Dino Kessler: Jeder liebt ein Happy-End. Der «Schinke» musste aber erst kurz den Boden unter den Füssen verlieren, bis es soweit war. Das ist, wenn man Eismeister im Hallenstadion ist, keine gute Idee. Der Sturz war aber ursprünglich nicht der Anlass dafür, eine Geschichte über ihn zu schreiben. Ein befreundeter Reporter der NZZ (eine richtige Züri-Schnurre) hatte den Eismeister Dani Schrepfer immer mal wieder erwähnt, wenn der seine Auftritte hatte, um Tore zu befestigen oder Blut vom Eis zu kratzen. «Lueg, de Schinke». Ich schaute. Und als es ihn dann in einem Spiel spektakulär auf den Buckel haute, war ich mir sicher: Jetzt will ich wissen, wer dieser «Schinke» ist. Ich treffe ihn mit unserem Fotografen Toto Marti, wir reden, schiessen Bilder, drehen Videos. «Schinke» erzählt, dass er im Hallenstadion für Umbauarbeiten zuständig ist, früher war er Maler. Den Spitznamen hat ihm ein Kollege im Ausgang verpasst. Sein Traumjob sei der Eismeister, aber dafür fehle ihm das Geld. 7000 Stutz koste der Lehrgang, und die habe er nicht. Ich war gerührt. Als der Artikel erscheint, geht es schnell: Ein Kollege startet ein Crowdfunding, der ZSC sorgt dafür, dass es am Schluss 7000 Franken sind. «Schinke» wird diplomierter Eismeister und – jetzt kommt das Happy-End: Er zügelt im Herbst 2022 mit dem «Z» nach Altstetten, dort hat er jetzt ganz festen Boden unter den Füssen.
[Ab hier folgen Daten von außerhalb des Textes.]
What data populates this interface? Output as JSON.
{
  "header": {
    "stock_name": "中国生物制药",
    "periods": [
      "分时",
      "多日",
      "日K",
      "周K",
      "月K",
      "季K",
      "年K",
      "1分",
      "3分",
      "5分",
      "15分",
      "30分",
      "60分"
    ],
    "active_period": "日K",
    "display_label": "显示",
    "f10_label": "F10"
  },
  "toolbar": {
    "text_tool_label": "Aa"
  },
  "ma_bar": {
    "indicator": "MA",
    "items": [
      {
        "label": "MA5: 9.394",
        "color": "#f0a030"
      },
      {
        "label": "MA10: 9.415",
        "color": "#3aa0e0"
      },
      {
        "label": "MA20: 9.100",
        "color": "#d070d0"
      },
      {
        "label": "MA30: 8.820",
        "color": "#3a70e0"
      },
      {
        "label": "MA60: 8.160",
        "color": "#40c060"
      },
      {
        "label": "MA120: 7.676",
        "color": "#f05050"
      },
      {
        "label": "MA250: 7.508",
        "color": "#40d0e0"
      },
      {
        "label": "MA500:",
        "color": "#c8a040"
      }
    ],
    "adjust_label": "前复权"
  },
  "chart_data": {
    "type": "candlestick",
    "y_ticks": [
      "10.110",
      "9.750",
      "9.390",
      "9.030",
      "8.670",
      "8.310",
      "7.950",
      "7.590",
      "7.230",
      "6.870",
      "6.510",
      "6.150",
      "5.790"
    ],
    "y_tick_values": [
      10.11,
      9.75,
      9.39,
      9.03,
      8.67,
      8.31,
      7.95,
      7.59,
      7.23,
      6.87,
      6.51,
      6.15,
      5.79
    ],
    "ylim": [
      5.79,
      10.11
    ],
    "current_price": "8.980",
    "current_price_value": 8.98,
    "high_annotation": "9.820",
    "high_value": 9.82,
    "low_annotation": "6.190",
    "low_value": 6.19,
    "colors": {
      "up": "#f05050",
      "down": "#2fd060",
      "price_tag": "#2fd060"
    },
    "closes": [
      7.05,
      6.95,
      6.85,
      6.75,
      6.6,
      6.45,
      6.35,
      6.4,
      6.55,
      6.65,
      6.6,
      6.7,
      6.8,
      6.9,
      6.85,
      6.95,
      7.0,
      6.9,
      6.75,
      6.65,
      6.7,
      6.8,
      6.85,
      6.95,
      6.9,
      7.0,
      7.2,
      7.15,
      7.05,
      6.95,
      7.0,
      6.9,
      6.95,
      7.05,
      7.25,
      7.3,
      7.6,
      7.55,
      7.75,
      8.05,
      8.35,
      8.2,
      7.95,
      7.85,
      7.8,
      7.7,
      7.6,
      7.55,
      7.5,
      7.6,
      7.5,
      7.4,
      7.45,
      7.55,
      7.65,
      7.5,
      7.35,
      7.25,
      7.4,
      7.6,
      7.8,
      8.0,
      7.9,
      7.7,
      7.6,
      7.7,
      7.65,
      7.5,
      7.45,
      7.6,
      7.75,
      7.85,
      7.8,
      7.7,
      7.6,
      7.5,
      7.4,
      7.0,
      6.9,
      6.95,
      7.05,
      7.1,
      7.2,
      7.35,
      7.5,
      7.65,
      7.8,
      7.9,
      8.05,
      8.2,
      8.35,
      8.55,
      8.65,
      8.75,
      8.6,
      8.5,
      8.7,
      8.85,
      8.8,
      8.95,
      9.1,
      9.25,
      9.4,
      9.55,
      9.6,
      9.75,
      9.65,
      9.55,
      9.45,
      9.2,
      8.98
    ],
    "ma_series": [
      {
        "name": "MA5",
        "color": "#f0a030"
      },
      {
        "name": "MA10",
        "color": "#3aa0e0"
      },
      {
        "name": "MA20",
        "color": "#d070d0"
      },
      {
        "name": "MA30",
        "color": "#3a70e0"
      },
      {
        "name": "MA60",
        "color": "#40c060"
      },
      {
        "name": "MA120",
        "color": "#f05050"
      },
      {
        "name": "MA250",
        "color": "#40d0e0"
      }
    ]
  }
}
«Sorry, darf ich einen Moment?»
Emanuel Gisi: In München stürzt sich Hürdensprinterin Ditaji Kambundji (20) auf den letzten Zentimetern an Konkurrentin Nadine Visser vorbei – sensationelle EM-Bronze! Danach in der Mixed Zone sprudelt es im Gespräch mit den Schweizer Journalisten nur so aus der jüngeren Schwester von Sprint-Star Mujinga Kambundji heraus. Bis sie plötzlich still wird und ihr Blick in die Ferne driftet. Ist etwas passiert? Fühlt sie sich nicht gut? «Sorry, darf ich einen Moment?», fragt sie nervös. Auf dem TV-Bildschirm in den Katakomben des Olympiastadions hat gerade der Final der 4x100-m-Staffel der Männer begonnen. Da hat die Schweiz keine Aussichten auf eine Medaille, Kambundji ist trotzdem mit Leib und Seele dabei. «Come on!», wird sie plötzlich wieder laut. Am Ende steht für die Schweizer Männer um Schlussläufer William Reais Platz 5 und ein neuer Landesrekord. Kambundji jubelt mit – und lässt uns ein bisschen teilhaben am Geheimnis ihres frühen Erfolgs. Da ist ganz viel Leidenschaft für ihren Sport – auch dann, wenn es gar nicht um sie selber geht.